Coronavírus

Bolsa de Lisboa afunda para o valor mais baixo de sempre

Michael Probst

Instabilidade e volatilidade dos mercados deverá continuar nas próximas semanas.

Especial Coronavírus

Com o país prestes a entrar em Estado de Emergência, a bolsa de Lisboa afundou hoje para o valor mais baixo de sempre.

A bolsa de Lisboa voltou hoje a encerrar em terreno negativo, após o alívio registado na sessão anterior, com o índice PSI20 a perder 5,03% para 3.641,80 pontos, acompanhando as descidas na Europa.

A Ibersol liderou as descidas e recuou 14,16% para quatro euros. Nas maiores descidas fecharam a Altri (10,05% para 2,88 euros), a Semapa (9,19% para 7,31 euros), a EDP (8,65% para 3,31 euros) e a EDP Renováveis (8,56% para 9,29 euros). Os CTT recuaram 4,47% para 1,97 euros, o BCP cedeu 4% para 0,10 euros, a Galp baixou 3,72% para 8,50 euros e a Jerónimo Martins perdeu 2,81% para 15,03 euros. A NOS registou a descida mais ligeira (0,14% para 2,83 euros).

As principais bolsas europeias fecharam todas em queda.

Paris desceu 5,94%, Frankfurt 5,56%, Londres 3,74%, Madrid 3,44% e Milão recuou 1,27%, com os mercados a mostrarem algum ceticismo depois das medidas anunciadas por vários governos para travar os efeitos económicos do coronavírus.


O novo coronavírus está a penalizar fortemente os mercados financeiros e a atirar as bolsas para os valores mais baixos de dezenas de anos.

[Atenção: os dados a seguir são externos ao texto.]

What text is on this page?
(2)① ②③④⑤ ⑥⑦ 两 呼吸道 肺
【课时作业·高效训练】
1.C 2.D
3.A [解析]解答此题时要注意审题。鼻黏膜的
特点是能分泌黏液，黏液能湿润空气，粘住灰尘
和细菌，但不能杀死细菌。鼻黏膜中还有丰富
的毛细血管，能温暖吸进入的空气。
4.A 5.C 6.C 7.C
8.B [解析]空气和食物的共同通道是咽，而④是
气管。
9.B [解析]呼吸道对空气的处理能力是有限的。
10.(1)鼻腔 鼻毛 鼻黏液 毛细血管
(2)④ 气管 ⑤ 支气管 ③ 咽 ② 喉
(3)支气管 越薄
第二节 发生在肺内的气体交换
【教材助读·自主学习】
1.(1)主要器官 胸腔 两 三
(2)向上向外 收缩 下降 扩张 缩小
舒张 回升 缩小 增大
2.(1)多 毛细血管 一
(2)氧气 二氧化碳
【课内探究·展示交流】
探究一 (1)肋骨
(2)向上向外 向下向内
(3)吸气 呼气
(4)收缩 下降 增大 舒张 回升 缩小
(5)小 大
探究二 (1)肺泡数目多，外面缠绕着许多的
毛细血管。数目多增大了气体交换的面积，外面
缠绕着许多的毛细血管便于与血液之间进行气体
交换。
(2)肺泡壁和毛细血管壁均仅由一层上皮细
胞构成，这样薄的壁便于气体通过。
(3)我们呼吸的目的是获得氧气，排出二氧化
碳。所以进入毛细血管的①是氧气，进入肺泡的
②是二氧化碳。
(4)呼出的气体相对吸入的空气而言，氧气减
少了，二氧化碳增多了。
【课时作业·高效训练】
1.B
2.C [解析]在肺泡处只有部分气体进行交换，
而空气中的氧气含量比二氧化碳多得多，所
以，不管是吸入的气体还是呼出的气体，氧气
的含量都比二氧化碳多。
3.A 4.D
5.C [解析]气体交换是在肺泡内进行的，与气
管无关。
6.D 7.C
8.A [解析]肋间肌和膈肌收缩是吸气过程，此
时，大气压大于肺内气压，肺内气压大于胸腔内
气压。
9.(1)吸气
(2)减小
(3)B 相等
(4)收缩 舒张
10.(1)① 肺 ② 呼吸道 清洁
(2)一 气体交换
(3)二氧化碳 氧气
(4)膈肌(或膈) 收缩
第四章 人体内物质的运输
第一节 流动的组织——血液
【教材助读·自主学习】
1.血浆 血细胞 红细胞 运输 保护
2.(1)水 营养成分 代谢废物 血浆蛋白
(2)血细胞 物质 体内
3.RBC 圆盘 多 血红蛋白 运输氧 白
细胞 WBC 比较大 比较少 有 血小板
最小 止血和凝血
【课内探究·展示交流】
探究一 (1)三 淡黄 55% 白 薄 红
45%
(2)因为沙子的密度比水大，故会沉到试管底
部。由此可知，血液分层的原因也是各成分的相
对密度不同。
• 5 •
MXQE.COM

A instabilidade e volatilidade dos mercados deverá continuar nas próximas semanas, com os investidores a alternarem entre o pessimismo à medida que se vão divulgando novos casos de contágio pelo mundo e o otimismo com anúncios de medidas expansionistas.

Para o analista e presidente da DFI Broker, Pedro Lino, as bolsas irão continuar voláteis nos próximos dois meses, à medida que são conhecidos os efeitos desta pandemia nos resultados das empresas.

"Iremos assistir a um rebalanceamento dos índices com o setor da banca, turismo, aviação e construtores de automóveis a perderem peso para as farmacêuticas, distribuição e 'utilities'", refere.

O analista afirma que os investidores, com visão de longo prazo, estão nesta altura a ter oportunidade "de entrar a desconto em empresas com elevada capacidade de gerar resultados, e cujo balanço é sólido o suficiente para ultrapassar esta fase de crise".

"Existem agora oportunidades de investimento que são raras no mercado", sinaliza Pedro Lino.

A principal consequência desta pandemia é um forte abrandamento da economia, com provavelmente uma recessão no primeiro semestre de 2020, para a partir de setembro existir uma retoma mais sólida, estima.

"Estaremos dependentes da segurança em termos de saúde pública, para uma recuperação mais sólida do mercado", refere o analista, acrescentando que as empresas de grande capitalização serão as que se irão aguentar melhor e provavelmente sair mais fortes desta crise, uma vez que as PME podem enfrentar constrangimentos de tesouraria que impedirão algumas de continuar a sua atividade.

André Pires receia que algumas empresas possam sentir dificuldade em financiar-se devido à degradação das suas perspetivas e à liquidação no mercado de ações, mas empresas de retalho, como a Jerónimo Martins, poderão beneficiar da crescente procura, "devido à atitude de prudência da população em armazenar bens essenciais".

"Num cenário mais pessimista, caso a pandemia se agrave ainda mais, o setor financeiro poderá degradar-se. A economia pode entrar em recessão e poderemos entrar noutra crise", refere.

No entanto, reconhece, "estão a ser feitos enormes esforços no sentido de encontrar uma cura", pelo que, num cenário mais otimista, caso se encontre uma cura, ou uma vacina, "poderíamos ver uma reversão abrupta da tendência de queda dos mercados".